Я и в самом деле так думал. Да, у Юры с Акимовым были приятельские отношения, и что? Какая мне разница, кто с кем дружил, дружит и будет дружить в отделе до меня, со мной и после? Важно, как ты дело своё знаешь, как будешь трудиться, сможешь ли отвечать новым требованиям, а пока не о чем говорить. Во всех местах, где мне приходилось трудиться, у меня возникали приятельские или дружеские отношения, но к ним никак не примешивались отношения внутрипроизводственные, кто кому начальник, кто кому подчинённый, какое это имеет значение после работы, в пивной или бане? Сказать, конечно, по совести, человеку, которому симпатизируешь, будешь немного потрафлять, но немного. Из двух равных выберешь его, но равных! Это не повлияет на дело, но ставить на важное дело симпатичного тебе болвана – это загубить дело.

На следующий день позвонила секретарь директора:

– Алек Владимирович, приезжайте в институт подписать приказ о вашем назначении, и Властимир Петрович хотел обсудить с вами текущие дела.

Утром следующего дня, подписав у секретаря приказ о моём назначении, я зашёл в кабинет директора, он, широко улыбаясь, поднялся со стула:

– Поздравляю, ну вот видишь, всё получилось, как я говорил. Значит, так, отдел твой вскорости будет переезжать к нам сюда, в основное здание, видишь, ремонт идёт. – Действительно, здание было полностью расселено, и в нём шёл ремонт. – С Игорем Рыжовым обсуди, сколько вашему отделу помещений надо.

– Хорошо.

– Как ты, разбираться начал с делами отдела?

– А как? Акимова нет, он мне пока ничего не передал.

– Передаст, он сегодня у меня будет работу просить, скажу ему. Вот тебе списочный состав твоего отдела.

Я взял листок, пробежал глазами, в списке увидел незнакомую мне фамилию – Папавян.

– Папавян, а это кто такой?

– А это заведующий сектора литья по выплавляемым моделям.

– А на кой мне в отделе штамповки литьё по выплавляемым моделям?

– А у тебя не отдел штамповки, а отдел малоотходных технологий.

– Ну хорошо, пусть так, но зачем мне в отдел сектор, в котором я ни хрена не понимаю, и человек, которого я не знаю.

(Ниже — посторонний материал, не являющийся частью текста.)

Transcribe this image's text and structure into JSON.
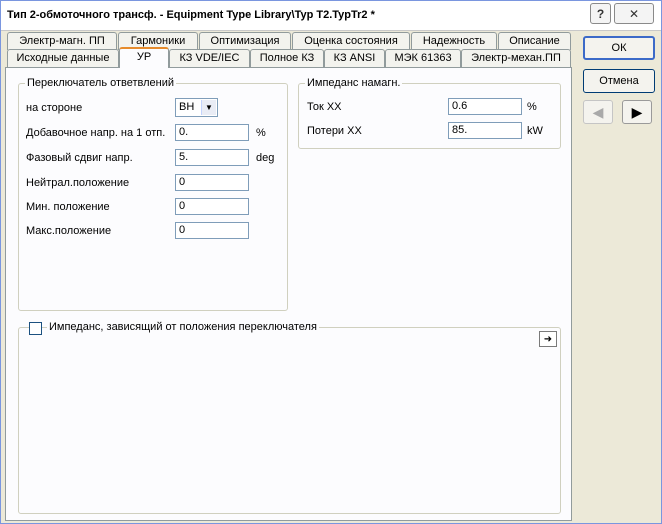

– А ты думаешь, я во всех технологиях понимаю, что в институте разрабатываются, и что с того? Или ты полагаешь, что мне министерство своих людей не напихивает? А куда мне их, в приёмную рядом с секретаршей сажать? Ты его не корми, дай для начала пару человек, будет сам себя кормить, разовьётся – создадим отдел, не сможет – сам уволится.

Я развёл руками, тогда я ещё не знал, что это была первая ласточка.

– Ну хорошо, посмотрим, что из этого выйдет.

– Посмотри. Но имей в виду, план отдела всё равно за тобой.

– Разве, а я думал план минус Папавян.

– Шутник. Ты давай сейчас сходи в министерство, к начальнику управления, которое нас курирует, зовут его Владимир Яковлевич, он хочет на тебя поглядеть. Мужик он говнистый, ты с ним особенно в споры не вступай, сжуёт, и я не спасу. Он, кстати, близкий приятель Акимова, поэтому и быстро не получалось с тобой. Ну давай, пока.

 

Минут через десять я уже шагал по ковровой дорожке кабинета начальника управления, подойдя к столу, я бодро поздоровался:

– Здрасте, Владимир Яклевич, вызывали?

Худосочный дрищ, сидящий в кожаном кресле, не здороваясь, молча разглядывал меня, я начал разглядывать его, минуты через три наших гляделок дрищ произнёс:

– Насколько я осведомлён, вы не являетесь членом партии.

– Абсолютно точно.

– Чёрт знает что происходит, берут непонятно кого, назначают руководить людьми, вдобавок не члена партии.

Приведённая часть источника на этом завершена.